Scuffs and scratches to polished floorboards

My recently vacated tenants have left the polished timber floors looking a bit scuffed and scratched. They have held up pretty good till these tenants.

There are some scratches which would cut all the way through the poly to the timber (but not gauged), the rest seem to be scratches and scuffing to the poly - from what I can see in photos.

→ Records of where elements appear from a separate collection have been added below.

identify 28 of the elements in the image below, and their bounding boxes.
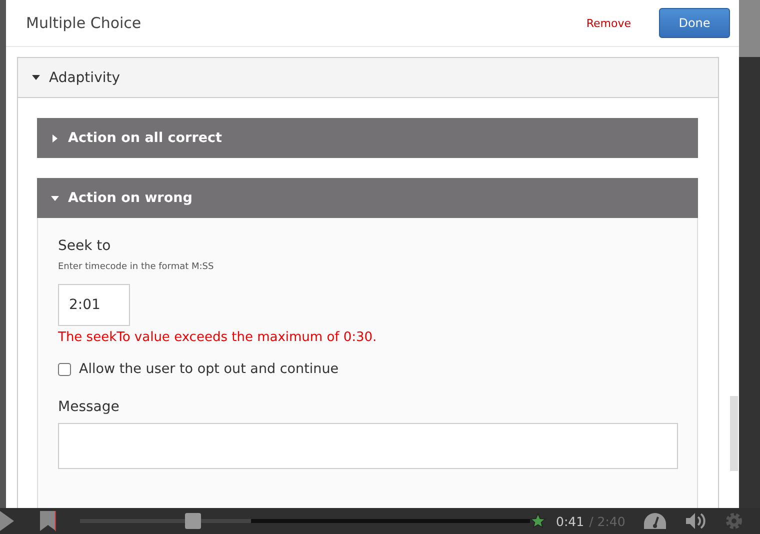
panel-title: Action on all correct <box>68 130 222 146</box>
error-message: The seekTo value exceeds the maximum of 0:30. <box>58 330 378 345</box>
field-label: Seek to <box>58 238 112 254</box>
star-icon <box>530 513 546 529</box>
field-hint: Enter timecode in the format M:SS <box>58 262 215 272</box>
panel-title: Action on wrong <box>68 190 192 206</box>
remove-link[interactable]: Remove <box>586 16 631 30</box>
section-title: Adaptivity <box>49 70 120 86</box>
volume-icon[interactable] <box>685 512 708 530</box>
caret-icon <box>52 134 58 142</box>
bookmark-icon[interactable] <box>40 511 56 531</box>
section-header[interactable]: Adaptivity <box>18 58 718 98</box>
dialog-title: Multiple Choice <box>26 14 142 32</box>
panel-header[interactable]: Action on wrong <box>37 178 698 218</box>
field-label: Message <box>58 399 120 415</box>
message-field[interactable] <box>58 423 678 469</box>
caret-icon <box>32 75 40 80</box>
input-field[interactable]: 2:01 <box>58 284 130 326</box>
seek-handle[interactable] <box>184 513 200 529</box>
panel-header[interactable]: Action on all correct <box>37 118 698 158</box>
checkbox-label: Allow the user to opt out and continue <box>79 361 339 377</box>
speedometer-icon[interactable] <box>643 512 668 530</box>
caret-icon <box>51 196 59 200</box>
scrollbar[interactable] <box>730 396 738 471</box>
checkbox[interactable] <box>58 362 71 376</box>
done-button[interactable]: Done <box>659 8 730 38</box>
play-icon[interactable] <box>0 511 14 531</box>
current-time: 0:41 <box>556 514 584 528</box>
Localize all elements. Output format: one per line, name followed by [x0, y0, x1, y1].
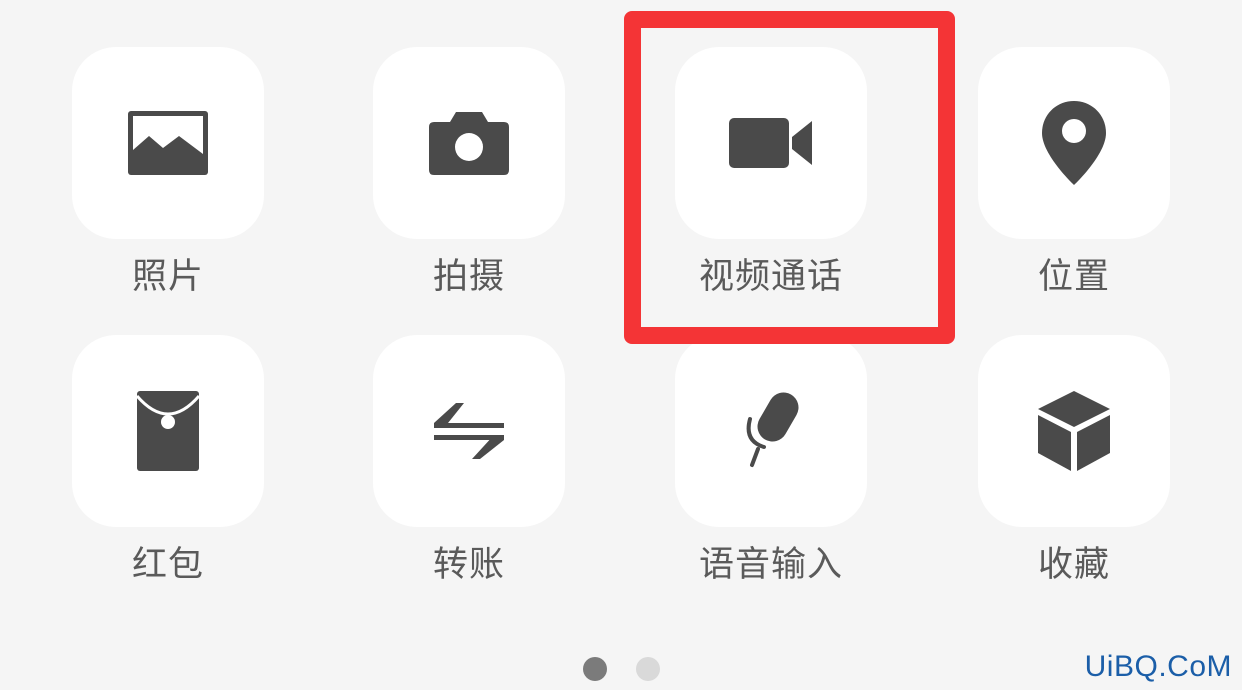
attachment-panel: 照片 拍摄 视频通话 位置 红包 转账 语音输入 收藏: [0, 0, 1242, 690]
photo-tile[interactable]: [72, 47, 264, 239]
red-envelope-option[interactable]: 红包: [72, 335, 264, 605]
red-envelope-icon: [136, 391, 200, 471]
video-call-label: 视频通话: [698, 257, 843, 297]
photo-icon: [128, 111, 208, 175]
transfer-arrows-icon: [434, 403, 504, 459]
voice-input-label: 语音输入: [698, 545, 843, 585]
transfer-tile[interactable]: [373, 335, 565, 527]
transfer-option[interactable]: 转账: [373, 335, 565, 605]
voice-input-tile[interactable]: [675, 335, 867, 527]
page-dot-2[interactable]: [636, 657, 660, 681]
page-dot-1[interactable]: [583, 657, 607, 681]
video-camera-icon: [729, 118, 812, 168]
video-call-tile[interactable]: [675, 47, 867, 239]
voice-input-option[interactable]: 语音输入: [675, 335, 867, 605]
location-pin-icon: [1042, 101, 1106, 185]
red-envelope-label: 红包: [131, 545, 204, 585]
red-envelope-tile[interactable]: [72, 335, 264, 527]
favorites-tile[interactable]: [978, 335, 1170, 527]
location-option[interactable]: 位置: [978, 47, 1170, 317]
location-label: 位置: [1037, 257, 1110, 297]
microphone-icon: [746, 392, 799, 467]
camera-option[interactable]: 拍摄: [373, 47, 565, 317]
location-tile[interactable]: [978, 47, 1170, 239]
video-call-option[interactable]: 视频通话: [675, 47, 867, 317]
favorites-label: 收藏: [1037, 545, 1110, 585]
photo-label: 照片: [131, 257, 204, 297]
camera-icon: [429, 112, 509, 175]
camera-tile[interactable]: [373, 47, 565, 239]
watermark: UiBQ.CoM: [1084, 650, 1232, 683]
favorites-option[interactable]: 收藏: [978, 335, 1170, 605]
cube-icon: [1038, 391, 1110, 471]
camera-label: 拍摄: [432, 257, 505, 297]
photo-option[interactable]: 照片: [72, 47, 264, 317]
page-indicator: [583, 657, 660, 681]
transfer-label: 转账: [432, 545, 505, 585]
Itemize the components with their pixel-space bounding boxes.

It would detract to some degree from the floor, not sure if it warrants a full redo now or I put money claimed from tenants aside till it gets a bit more scuffed. I could go to the effort now and find the next tenants do the same as the last! :eek:

Is there only one way to fix the floor - sand bare all over and reapply poly, or a light sand only for adhesion in good areas and a harder sand to remove scratches in others? Would this leave some areas darker than others? I realise sanding reduces the thickness of the floorboards (hardwood, not cypress), but is it all that much in this situation where boards are good other than the scuffs and scratches. Would not like to do this too often.

Can half a room be done as in the dining end of the kitchen/dining? Never had any floors polished before! Will the skirting paint be damaged (and need to be claimed as well), or can they protect it?

Any ideas on price, I have not obtained quotes for doing this to a house for many years (which was $18.50m sand and polish) - total floor area including hall is about 33 m2 if all flooring was redone. I am guessing half a room would stand out, the hall might escape as norrow boundary to the rest.

Redcliffe Peninsula area if anyone can recommend anyone, my PM agency seems clueless in arranging trades, been waiting 8 weeks for a garden maintenance quote, a floor sander/polisher will be in the very hard pile :mad:.

Thanks
 
I think you will be hard pressed to get anything from a tenant for the damage you've described. My parents once had some major gouges and took the tenants to the tribunal for other issues. They got nothing for the floors, but they got the whole of the bond, so there was nothing left to take.

We've since coloured them with some stain to lessen the "in your face" shock of seeing big sections where the floor is completely gouged.

We don't bother doing the floors in any house. The next tenant is likely to scratch the new floor. We tend to try to disguise as best we can and then if we decide to sell the house, that is when we would redo them.